Pagaremos más por la energía, por las materias primas, por los alimentos. Seremos más pobres. Seguramente consumiremos menos. Pero es que también se trata de eso. Cuanto menos consumamos, seguramente, más fácilmente prescindiremos de lo inútil, de lo accesorio. Gastaremos menos energía. Tendremos un incentivo mayor para transitar hacia fuentes menos dependientes de los sátrapas de este mundo. Europa es una potencia económica y cultural formidable. Para muchos países habría un incentivo muy poderoso para actuar de acuerdo con los principios que predicamos.

Europa debería, para poder avanzar en la dirección que defiendo aquí, autonomizarse de los EEUU. Debería tener su propia política de seguridad. La OTAN no es el marco adecuado para ello. Además, el historial norteamericano no aconseja, precisamente, permanecer bajo su égida y patronazgo. Hoy nos escandaliza la actuación rusa en Ucrania, pero hace apenas dos décadas EEUU, secundado de forma criminal e irresponsable por el Reino Unido y España, hicieron en Irak lo mismo que ha hecho Rusia en Ucrania. La mentira rusa ha sido la de la necesidad de ”desnazificar Ucrania”; la de EEUU, el Reino Unido y España fue la de eliminar unas armas químicas que nunca fueron halladas.

La historia no se repite, pero a veces lo parece. Aunque son dos casos distintos, bajo precedentes y circunstancias diferentes, a la luz del derecho internacional ambas han sido guerras ilegales. Esto ya había ocurrido antes en otros casos (para nosotros, por razones históricas, en el Sahara Occidental la más próxima y dolorosa), pero el precedente que ha sentado Europa puede marcar un antes y un después. En adelante no va a ser fácil mantener los ojos cerrados en una situación semejante.

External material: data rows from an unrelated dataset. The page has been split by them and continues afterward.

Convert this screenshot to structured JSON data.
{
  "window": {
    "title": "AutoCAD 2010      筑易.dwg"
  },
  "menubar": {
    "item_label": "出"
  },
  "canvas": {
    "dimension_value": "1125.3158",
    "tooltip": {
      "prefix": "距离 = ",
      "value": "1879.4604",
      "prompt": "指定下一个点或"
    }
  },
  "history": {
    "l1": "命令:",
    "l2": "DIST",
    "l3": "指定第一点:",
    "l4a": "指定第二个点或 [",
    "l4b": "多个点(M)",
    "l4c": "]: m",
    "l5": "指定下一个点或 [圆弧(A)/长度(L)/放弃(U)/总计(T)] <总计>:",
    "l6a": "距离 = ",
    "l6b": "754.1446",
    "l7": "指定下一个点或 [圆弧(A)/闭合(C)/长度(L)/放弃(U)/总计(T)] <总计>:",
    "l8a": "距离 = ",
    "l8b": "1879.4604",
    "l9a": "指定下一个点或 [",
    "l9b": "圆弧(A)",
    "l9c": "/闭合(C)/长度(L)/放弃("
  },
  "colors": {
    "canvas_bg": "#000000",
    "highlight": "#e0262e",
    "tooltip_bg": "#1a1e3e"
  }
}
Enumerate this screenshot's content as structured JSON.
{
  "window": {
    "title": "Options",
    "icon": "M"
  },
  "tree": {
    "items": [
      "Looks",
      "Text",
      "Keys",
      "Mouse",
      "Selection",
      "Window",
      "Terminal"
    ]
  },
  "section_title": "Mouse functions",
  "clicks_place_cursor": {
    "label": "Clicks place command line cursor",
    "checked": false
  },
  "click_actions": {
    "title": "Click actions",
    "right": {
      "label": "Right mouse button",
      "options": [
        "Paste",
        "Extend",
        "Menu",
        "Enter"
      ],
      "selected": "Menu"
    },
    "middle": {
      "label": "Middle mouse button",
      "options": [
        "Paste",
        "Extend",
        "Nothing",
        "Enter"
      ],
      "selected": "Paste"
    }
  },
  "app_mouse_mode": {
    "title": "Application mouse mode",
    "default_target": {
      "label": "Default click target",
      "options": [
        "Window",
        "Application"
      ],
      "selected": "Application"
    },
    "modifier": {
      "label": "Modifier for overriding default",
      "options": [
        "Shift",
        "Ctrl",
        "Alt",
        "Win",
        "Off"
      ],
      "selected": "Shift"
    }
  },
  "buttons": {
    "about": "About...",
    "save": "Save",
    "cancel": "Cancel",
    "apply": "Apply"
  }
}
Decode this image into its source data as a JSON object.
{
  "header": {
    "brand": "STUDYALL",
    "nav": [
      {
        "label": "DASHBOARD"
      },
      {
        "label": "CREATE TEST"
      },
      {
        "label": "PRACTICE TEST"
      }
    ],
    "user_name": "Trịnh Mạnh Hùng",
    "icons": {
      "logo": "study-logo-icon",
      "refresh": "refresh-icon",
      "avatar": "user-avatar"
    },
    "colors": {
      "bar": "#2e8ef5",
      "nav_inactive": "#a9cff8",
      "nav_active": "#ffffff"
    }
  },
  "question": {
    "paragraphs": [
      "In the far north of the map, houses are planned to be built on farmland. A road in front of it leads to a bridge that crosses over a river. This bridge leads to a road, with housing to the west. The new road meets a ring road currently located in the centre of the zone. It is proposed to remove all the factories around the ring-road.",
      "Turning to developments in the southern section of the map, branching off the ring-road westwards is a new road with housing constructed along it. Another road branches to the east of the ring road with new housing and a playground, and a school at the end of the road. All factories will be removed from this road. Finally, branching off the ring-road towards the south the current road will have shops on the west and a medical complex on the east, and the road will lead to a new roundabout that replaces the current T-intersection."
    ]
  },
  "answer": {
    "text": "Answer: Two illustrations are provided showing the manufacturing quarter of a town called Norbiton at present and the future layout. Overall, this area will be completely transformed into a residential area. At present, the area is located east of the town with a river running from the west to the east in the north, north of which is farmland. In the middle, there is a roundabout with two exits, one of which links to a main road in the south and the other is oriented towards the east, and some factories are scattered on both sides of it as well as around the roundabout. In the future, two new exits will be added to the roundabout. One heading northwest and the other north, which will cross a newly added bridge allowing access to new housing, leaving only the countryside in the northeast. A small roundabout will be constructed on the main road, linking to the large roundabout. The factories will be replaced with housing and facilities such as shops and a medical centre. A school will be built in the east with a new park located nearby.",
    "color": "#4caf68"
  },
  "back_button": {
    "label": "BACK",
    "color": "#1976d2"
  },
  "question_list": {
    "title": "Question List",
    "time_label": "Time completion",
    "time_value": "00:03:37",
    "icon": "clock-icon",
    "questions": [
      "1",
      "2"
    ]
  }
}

En materia de defensa, además, las cosas no son hoy como eran hace unos años. El Reino Unido ha abandonado la UE. El acuerdo AUKUS (entre EEUU, Reino Unido y Australia) ha alejado de Europa a los países anglosajones. Países como Suecia y Finlandia han decidido implicarse en la guerra de Ucrania enviando armas a ese país. Por último, Alemania, la gran potencia europea, ha decidido elevar su esfuerzo militar y, como los países bálticos, enviar también material bélico en ayuda de los defensores ucranianos. Cobra más sentido que nunca configurar una alianza europea, cuyos miembros no se comprometan solo en virtud de sus intereses de defensa, sino que lo hagan también con el propósito de defender unos valores y una forma de vida.

Los europeos queremos preservar un modelo de convivencia, compartimos intereses y valores. Y por primera vez en nuestra historia común hemos reaccionado al unisón en un momento crítico. Nunca antes habían actuado sus gobiernos y la propia UE de forma coordinada, contando con el apoyo de la población, en una crisis bélica de riesgo y trascendencia enormes. La situación que ha generado la guerra de Putin señala el camino a seguir.

Resulta patente que afrontamos una crisis ambiental sin precedentes conocidos a causa de un consumo desmedido e innecesario. La pandemia nos ha mostrado la cara más amarga de la globalización que hemos propiciado. Y la guerra de Ucrania ejemplifica de forma cruel el precio que podemos tener que llegar a pagar por haber alimentado un monstruo de forma irresponsable durante décadas; no olvidemos que algo más allá se encuentra China, con otro monstruo mucho más grande y peligroso aún, aunque algo más discreto y sutil.

Habrá quien piense que estas cosas dependen, solo, de los poderosos. No es cierto. La reacción europea ante la tragedia ucraniana se ha producido porque la ciudadanía europea ha asistido sobrecogida a la barbarie perpetrada por Putin y sus compinches, se ha compadecido del pueblo ucraniano y se ha solidarizado con él. Los gobernantes lo han percibido y han actuado en consecuencia. El curso que tomen los acontecimientos depende de los individuos que opinamos, votamos y compramos. En esta ocasión lo de siempre, lo acostumbrado, el “business as usual”, no ha funcionado. De nosotros depende que siga sin cumplirse en otras ocasiones. No solo podremos vivir en mejores términos con nuestras conciencias, también contribuiremos a dejar un mundo mejor a quienes nos sucedan.

Llamadme ingenuo, idealista o utópico. Lo prefiero, con mucho, al cinismo y la hipocresía a la que me condenaría si renunciase a aspirar a dejar un mundo mejor y actuar en consecuencia.